Femme fatale: Der fünfte Fall für Bruno, Chef de Police (German Edition)
Wer, wenn nicht die Jungen, hatte die Szene gestellt?
»Wann hast du die Zigarette geraucht, Abdul?«, wollte er wissen.
Der Junge schaute auf seine Freunde. Sie waren jetzt alle mit dem Welpen beschäftigt, der sich munter zwischen ihnen hin und her wälzte. Verschämt wie zu Anfang wirkten sie jetzt nicht mehr.
»Wir haben alle mal dran gezogen, als wir über den Teich gepaddelt sind«, antwortete Luc. »Selbst Mathieu hat mal gepafft. Es war für ihn das allererste Mal.«
»Und was ist mit der Wodkaflasche?«, fragte Bruno.
»Die ist von Onkel Philippe, aber sie war schon leer, als er sie uns gegeben hat«, erklärte Luc.

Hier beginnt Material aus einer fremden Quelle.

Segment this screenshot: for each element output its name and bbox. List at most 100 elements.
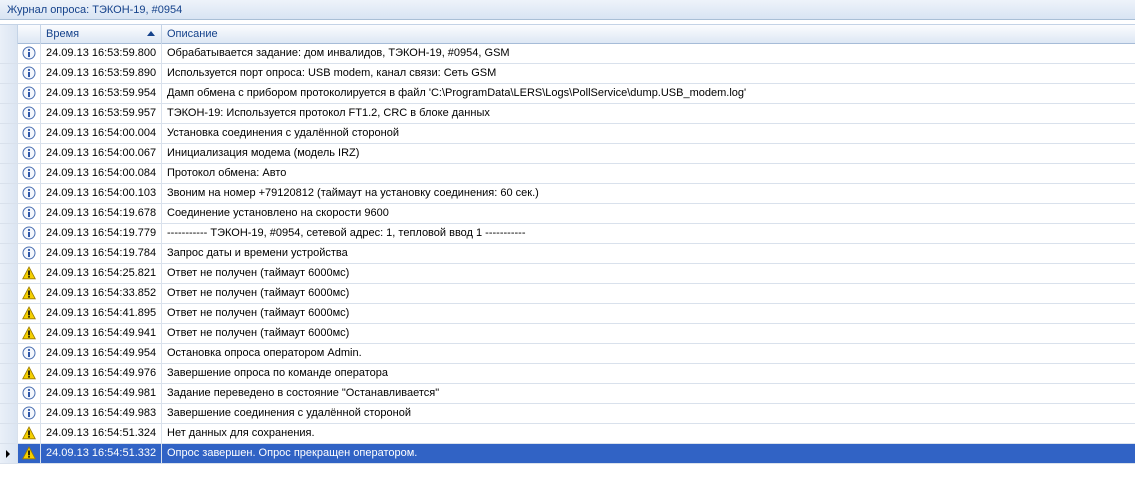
- row-indicator[interactable]: [0, 44, 18, 63]
- table-row[interactable]: 24.09.13 16:53:59.800 Обрабатывается зада…: [0, 44, 1135, 64]
- warning-icon: [22, 286, 36, 300]
- warning-icon: [22, 426, 36, 440]
- row-description: Используется порт опроса: USB modem, кан…: [167, 67, 497, 79]
- table-row[interactable]: 24.09.13 16:54:00.067 Инициализация модем…: [0, 144, 1135, 164]
- row-indicator[interactable]: [0, 204, 18, 223]
- row-time: 24.09.13 16:54:19.678: [41, 204, 162, 223]
- poll-log-grid[interactable]: Время Описание 24.09.13 16:53:59.800 Обра…: [0, 24, 1135, 464]
- table-row[interactable]: 24.09.13 16:54:41.895 Ответ не получен (т…: [0, 304, 1135, 324]
- table-row[interactable]: 24.09.13 16:54:51.324 Нет данных для сохр…: [0, 424, 1135, 444]
- row-description: Инициализация модема (модель IRZ): [167, 147, 360, 159]
- table-row[interactable]: 24.09.13 16:54:33.852 Ответ не получен (т…: [0, 284, 1135, 304]
- info-icon: [22, 186, 36, 200]
- row-time: 24.09.13 16:54:00.067: [41, 144, 162, 163]
- row-time: 24.09.13 16:54:00.103: [41, 184, 162, 203]
- row-time: 24.09.13 16:54:19.784: [41, 244, 162, 263]
- table-row[interactable]: 24.09.13 16:54:49.941 Ответ не получен (т…: [0, 324, 1135, 344]
- warning-icon: [22, 366, 36, 380]
- header-description-label: Описание: [167, 28, 218, 40]
- table-row[interactable]: 24.09.13 16:54:19.784 Запрос даты и време…: [0, 244, 1135, 264]
- row-description: Дамп обмена с прибором протоколируется в…: [167, 87, 747, 99]
- row-indicator[interactable]: [0, 364, 18, 383]
- row-indicator[interactable]: [0, 64, 18, 83]
- row-time: 24.09.13 16:54:49.941: [41, 324, 162, 343]
- table-row[interactable]: 24.09.13 16:54:00.084 Протокол обмена: Ав…: [0, 164, 1135, 184]
- row-time: 24.09.13 16:54:49.983: [41, 404, 162, 423]
- current-row-icon: [6, 450, 10, 458]
- row-time: 24.09.13 16:54:19.779: [41, 224, 162, 243]
- row-indicator[interactable]: [0, 264, 18, 283]
- row-indicator[interactable]: [0, 304, 18, 323]
- row-time: 24.09.13 16:54:41.895: [41, 304, 162, 323]
- row-icon-cell: [18, 244, 41, 263]
- info-icon: [22, 126, 36, 140]
- row-icon-cell: [18, 224, 41, 243]
- row-icon-cell: [18, 204, 41, 223]
- row-indicator[interactable]: [0, 424, 18, 443]
- info-icon: [22, 106, 36, 120]
- row-time: 24.09.13 16:54:49.954: [41, 344, 162, 363]
- table-row[interactable]: 24.09.13 16:54:51.332 Опрос завершен. Опр…: [0, 444, 1135, 464]
- row-indicator[interactable]: [0, 384, 18, 403]
- table-row[interactable]: 24.09.13 16:53:59.890 Используется порт о…: [0, 64, 1135, 84]
- row-indicator[interactable]: [0, 344, 18, 363]
- row-icon-cell: [18, 164, 41, 183]
- row-indicator[interactable]: [0, 284, 18, 303]
- header-description[interactable]: Описание: [162, 25, 1135, 44]
- table-row[interactable]: 24.09.13 16:54:25.821 Ответ не получен (т…: [0, 264, 1135, 284]
- row-icon-cell: [18, 444, 41, 463]
- row-indicator[interactable]: [0, 84, 18, 103]
- grid-rows: 24.09.13 16:53:59.800 Обрабатывается зада…: [0, 44, 1135, 464]
- window-title: Журнал опроса: ТЭКОН-19, #0954: [7, 4, 183, 16]
- row-description: Обрабатывается задание: дом инвалидов, Т…: [167, 47, 510, 59]
- table-row[interactable]: 24.09.13 16:54:49.954 Остановка опроса оп…: [0, 344, 1135, 364]
- row-indicator[interactable]: [0, 324, 18, 343]
- row-time: 24.09.13 16:54:00.084: [41, 164, 162, 183]
- table-row[interactable]: 24.09.13 16:54:49.983 Завершение соединен…: [0, 404, 1135, 424]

»Und die Kerzen sind auch von ihm, ja?«
Luc nickte.
»Onkel Philippe hat euch also die Kerzen, die Farbe und die Flasche gegeben, damit ihr sie in die Madonnenkapelle bringt«, fasste Bruno zusammen und versuchte, beiläufig zu klingen. »Aber als ihr dort angekommen seid, war die Madonna schon schwarz, die Wand beschmiert, und auf dem Steinblock lag der Ziegenkopf. Ist das richtig so?«
»Werden Sie Onkel Philippe sagen, dass Sie das von mir wissen?«, fragte Luc. »Ich will nicht, dass er Ärger bekommt. Er wollte das alles doch nur für diesen Artikel, damit mehr Touristen kommen.«
»Verstehe«, sagte Bruno. Er wandte sich an Jean-Paul. »Weiß dein Vater, dass du den Schlüssel genommen hast?«
Jean-Paul warf einen verstohlenen Blick auf Luc, Abdul und Mathieu, senkte den Kopf und murmelte: »Ich glaube, ja.«
»Onkel Philippe hat gesagt, es sei alles arrangiert«, fügte Luc hinzu.
»Habt ihr was dafür bekommen?« Ihm, Bruno, und dem Herausgeber der Zeitung in Périgueux würde Delaron einiges erklären müssen. Mit seiner erst kurzen Karriere als Pressefotograf wäre es wahrscheinlich bald vorbei. »Ein Eis vielleicht oder Kaugummis?«
»Er hat jedem von uns fünf Euro gegeben.«
Eigentlich fand Bruno Delaron durchaus sympathisch. Er hatte Verständnis dafür, dass dem vorwitzigen jungen Mann die Arbeit im Fotoladen seiner Eltern auf die Dauer langweilig wurde und er nicht immer nur Hochzeitsfotos und Studioporträts machen wollte. Angefangen hatte er mit kleinen Fotoreportagen von Rugbyspielen und Schulveranstaltungen, und inzwischen war er ein durchaus versierter Pressefotograf geworden. Aber was er sich nun erlaubt hatte, war unter aller Kritik und empörend. Überdies lag der Verdacht nahe, dass Marcel, der Höhlenpächter, und womöglich auch der Baron mit von der Partie waren, um mit einer solchen Inszenierung das Geschäft anzukurbeln. Doch noch während Bruno allmählich in Wut geriet, wurde ihm bewusst, dass die vier Jungen die Hauptleidtragenden sein würden, wenn er das Komplott auffliegen ließe.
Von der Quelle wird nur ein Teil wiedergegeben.